The interaction of two OK statutes prohibits the sale of 3.2% beer to males under 21 and females under 18.
The statutes are challenged on the grounds that the gender based differential constitutes a denial to males 18-20 years old of the equal protection of the laws in violation of the 14th amendment.
Procedural History:
SCOTUS held laws unconstitutional.
Issues:
What is the correct level of judicial scrutiny for gender based classifications?
Holding/Rule:
Gender based classifications should be tested using intermediate scrutiny.
Classifications by gender must serve important governmental objectives and must be substantially related to achievement of those objectives.
Reasoning:
The objective underlying the laws if the enhancement of traffic safety.
The statistics cited by the state fail to prove that the gender-based distinction closely serves to achieve that objective.

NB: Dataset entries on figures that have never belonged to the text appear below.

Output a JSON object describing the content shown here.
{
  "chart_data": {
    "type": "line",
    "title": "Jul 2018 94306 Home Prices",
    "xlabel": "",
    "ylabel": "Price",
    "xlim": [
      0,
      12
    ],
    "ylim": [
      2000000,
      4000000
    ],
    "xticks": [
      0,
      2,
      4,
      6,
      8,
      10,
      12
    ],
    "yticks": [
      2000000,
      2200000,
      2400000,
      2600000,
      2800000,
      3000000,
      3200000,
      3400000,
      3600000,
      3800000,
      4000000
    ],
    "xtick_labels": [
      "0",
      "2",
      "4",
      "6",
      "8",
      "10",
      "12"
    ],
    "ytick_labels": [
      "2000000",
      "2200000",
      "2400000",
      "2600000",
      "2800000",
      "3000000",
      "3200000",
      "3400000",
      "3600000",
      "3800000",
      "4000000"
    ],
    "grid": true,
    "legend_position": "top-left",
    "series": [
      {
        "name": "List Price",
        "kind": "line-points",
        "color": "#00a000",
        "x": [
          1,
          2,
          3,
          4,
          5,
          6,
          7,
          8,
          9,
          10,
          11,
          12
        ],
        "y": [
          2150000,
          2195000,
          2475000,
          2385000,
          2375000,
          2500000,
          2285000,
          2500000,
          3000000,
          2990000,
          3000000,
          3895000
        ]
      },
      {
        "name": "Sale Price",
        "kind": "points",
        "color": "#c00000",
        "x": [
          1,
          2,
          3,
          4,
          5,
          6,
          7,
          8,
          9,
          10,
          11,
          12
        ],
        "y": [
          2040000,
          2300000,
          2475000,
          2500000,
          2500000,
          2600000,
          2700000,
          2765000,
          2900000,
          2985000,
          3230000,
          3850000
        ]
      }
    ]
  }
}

The stats broadly establish that .18% of females and 2% of males in that age group were arrested for DUI.
While such a disparity is not trivial in a statistical sense, it hardly can form the basis for employment of a gender line as a classifying device.

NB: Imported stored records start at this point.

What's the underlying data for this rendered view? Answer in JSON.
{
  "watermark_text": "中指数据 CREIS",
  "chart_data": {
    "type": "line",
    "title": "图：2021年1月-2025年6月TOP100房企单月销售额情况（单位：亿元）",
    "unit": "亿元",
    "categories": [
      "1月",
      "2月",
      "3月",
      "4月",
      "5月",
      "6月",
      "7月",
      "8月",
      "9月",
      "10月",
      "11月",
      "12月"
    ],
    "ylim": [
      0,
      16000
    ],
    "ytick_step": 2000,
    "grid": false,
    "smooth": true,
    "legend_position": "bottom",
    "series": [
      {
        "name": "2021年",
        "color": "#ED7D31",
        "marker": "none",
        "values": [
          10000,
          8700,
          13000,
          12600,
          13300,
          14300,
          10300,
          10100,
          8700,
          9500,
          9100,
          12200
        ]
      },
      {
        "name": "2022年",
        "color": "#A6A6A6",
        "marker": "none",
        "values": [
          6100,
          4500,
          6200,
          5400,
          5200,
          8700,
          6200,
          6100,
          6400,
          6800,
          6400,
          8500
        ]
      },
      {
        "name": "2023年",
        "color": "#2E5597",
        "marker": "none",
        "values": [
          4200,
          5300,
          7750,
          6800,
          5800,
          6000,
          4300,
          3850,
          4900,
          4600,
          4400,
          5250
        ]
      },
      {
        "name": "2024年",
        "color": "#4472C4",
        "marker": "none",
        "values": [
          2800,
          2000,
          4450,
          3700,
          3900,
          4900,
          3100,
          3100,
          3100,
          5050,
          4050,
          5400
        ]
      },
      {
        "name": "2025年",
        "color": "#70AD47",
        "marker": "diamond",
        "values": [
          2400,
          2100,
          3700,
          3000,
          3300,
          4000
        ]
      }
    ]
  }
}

A correlation of 2% must be considered an unduly tenuous fit.
Prior cases have consistently rejected the use of sex as a decision making factor even though the statutes in question certainly rested on far more predictive empirical relationships than this.

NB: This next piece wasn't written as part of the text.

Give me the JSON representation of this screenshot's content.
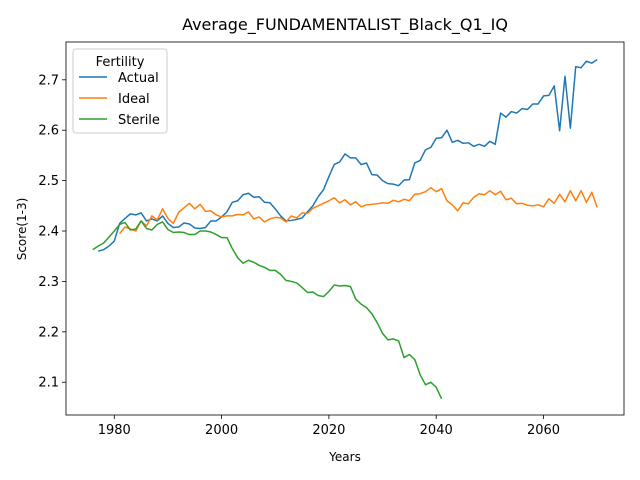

Indeed, the only survey that explicitly centered its attention upon young drivers and their use of beer reached results that hardly can be viewed as impressive in justifying either a gender or age classification.
Dissent:
The Court was wrong in two ways…
The Court used the wrong standard.
The OK statutes should only have to pass the rational basis test. And it would.
The Court's enunciation of the wrong standard is even wrong.
None of our previous case use language like that used here.
Both parts of the test are so elastic as to invite subjective judicial preferences or prejudices.
The Court's criticism of the statistics relied upon conveys the impression that a legislature is to be subjected to the judicial equivalent of a doctoral examination in stats.
The OK legislature could have believed that the status were correct and would have a rational basis for making them.